21 DE ENERO · JUSTIFICADOS POR LA SANGRE

Cuando Martin Lutero confesaba sus pecados en el monasterio, siempre estaba con el temor de haberse olvidado de alguno o de no haber reconocido otros. Lo que más le frustraba era darse cuenta de que, aun si podía saldar sus cuentas con Dios hoy, el proceso volvía a empezar otra vez mañana. Siempre se sintió descompensado en su relación con Dios. El confesar sus pecados era como tratar de secar el suelo cuando hay una llave abierta.

Lo que Lutero necesitaba era un acto divino que arreglara su relación con Dios de una vez y para siempre. Necesitaba la seguridad de que a pesar de los pecados que pudiera cometer mañana, su futuro con Dios estaba ya arreglado para siempre. Las buenas noticias de la justificación por la fe es que la justicia de Dios nos cubre por la eternidad. Los pecados que hayamos cometido, o que podamos cometer, fueron cargados por Cristo en la Cruz hace dos mil años. Poner nuestra fe y confianza en Cristo significa que nuestra deuda con Dios queda cancelada para siempre. La justificación no es un proceso largo y tortuoso con un final incierto.

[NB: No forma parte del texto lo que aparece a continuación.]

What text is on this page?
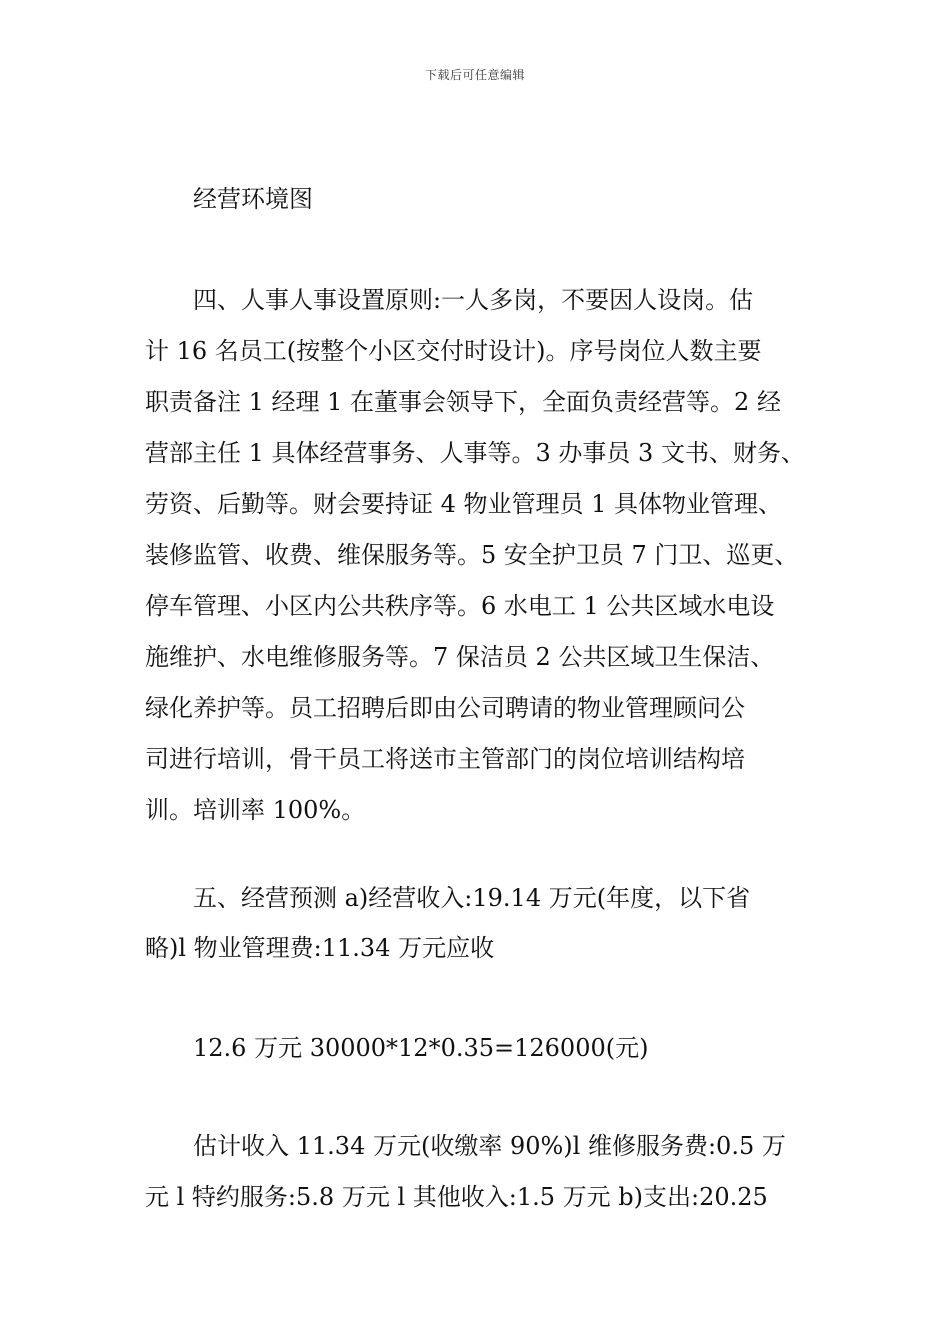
下载后可任意编辑
经营环境图
四、人事人事设置原则:一人多岗，不要因人设岗。估
计 16 名员工(按整个小区交付时设计)。序号岗位人数主要
职责备注 1 经理 1 在董事会领导下，全面负责经营等。2 经
营部主任 1 具体经营事务、人事等。3 办事员 3 文书、财务、
劳资、后勤等。财会要持证 4 物业管理员 1 具体物业管理、
装修监管、收费、维保服务等。5 安全护卫员 7 门卫、巡更、
停车管理、小区内公共秩序等。6 水电工 1 公共区域水电设
施维护、水电维修服务等。7 保洁员 2 公共区域卫生保洁、
绿化养护等。员工招聘后即由公司聘请的物业管理顾问公
司进行培训，骨干员工将送市主管部门的岗位培训结构培
训。培训率 100%。
五、经营预测 a)经营收入:19.14 万元(年度，以下省
略)l 物业管理费:11.34 万元应收
12.6 万元 30000*12*0.35=126000(元)
估计收入 11.34 万元(收缴率 90%)l 维修服务费:0.5 万
元 l 特约服务:5.8 万元 l 其他收入:1.5 万元 b)支出:20.25
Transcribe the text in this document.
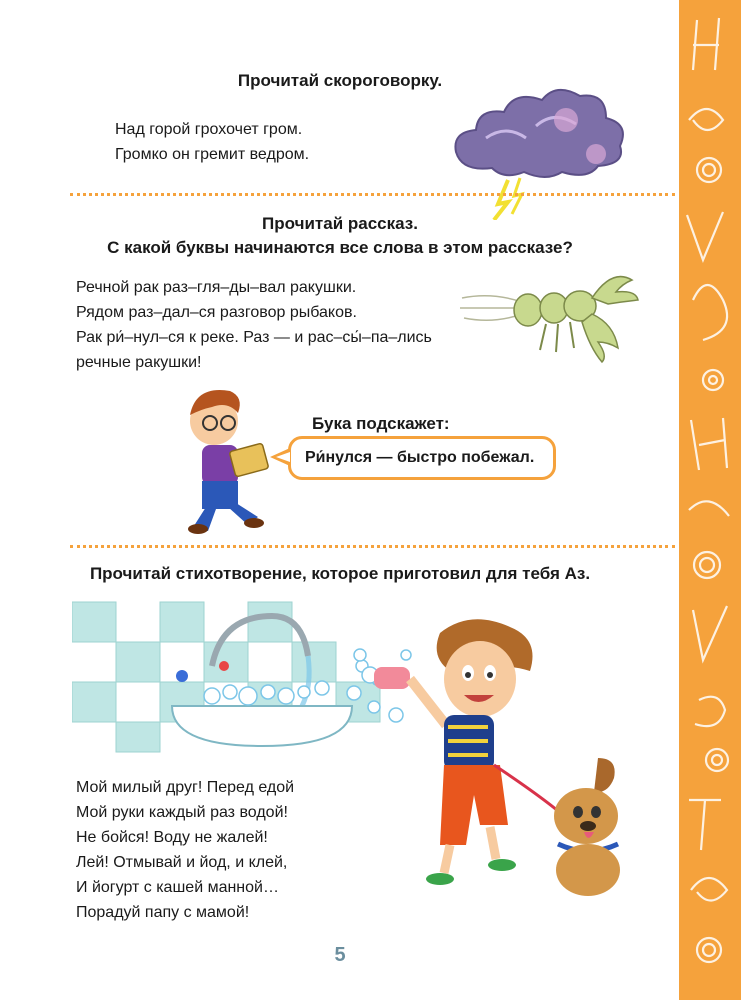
Прочитай скороговорку.
Над горой грохочет гром.
Громко он гремит ведром.
Прочитай рассказ.
С какой буквы начинаются все слова в этом рассказе?
Речной рак раз–гля–ды–вал ракушки.
Рядом раз–дал–ся разговор рыбаков.
Рак ри́–нул–ся к реке. Раз — и рас–сы́–па–лись
речные ракушки!
Бука подскажет:
Ри́нулся — быстро побежал.
Прочитай стихотворение, которое приготовил для тебя Аз.
Мой милый друг! Перед едой
Мой руки каждый раз водой!
Не бойся! Воду не жалей!
Лей! Отмывай и йод, и клей,
И йогурт с кашей манной…
Порадуй папу с мамой!
5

La justificación Es confiar en Cristo para satisfacer a nuestro favor las demandas de Dios. Él demanda santidad cada día y Cristo es nuestra justicia delante de Dios. Cristo va a estar allí por mi mañana y pasado mañana. Hebreos 10:10,14 enseña la perfección del sacrificio de Cristo y la consumación de nuestra justificación delante de Dios. Hubo una sola ofrenda de Cristo, y aquellos que confían en él son hechos “perfectos para siempre”. No somos justificados poco a poco a medida que vamos cumpliendo con ciertos deberes religiosos, si no en un solo acto completo y para siempre.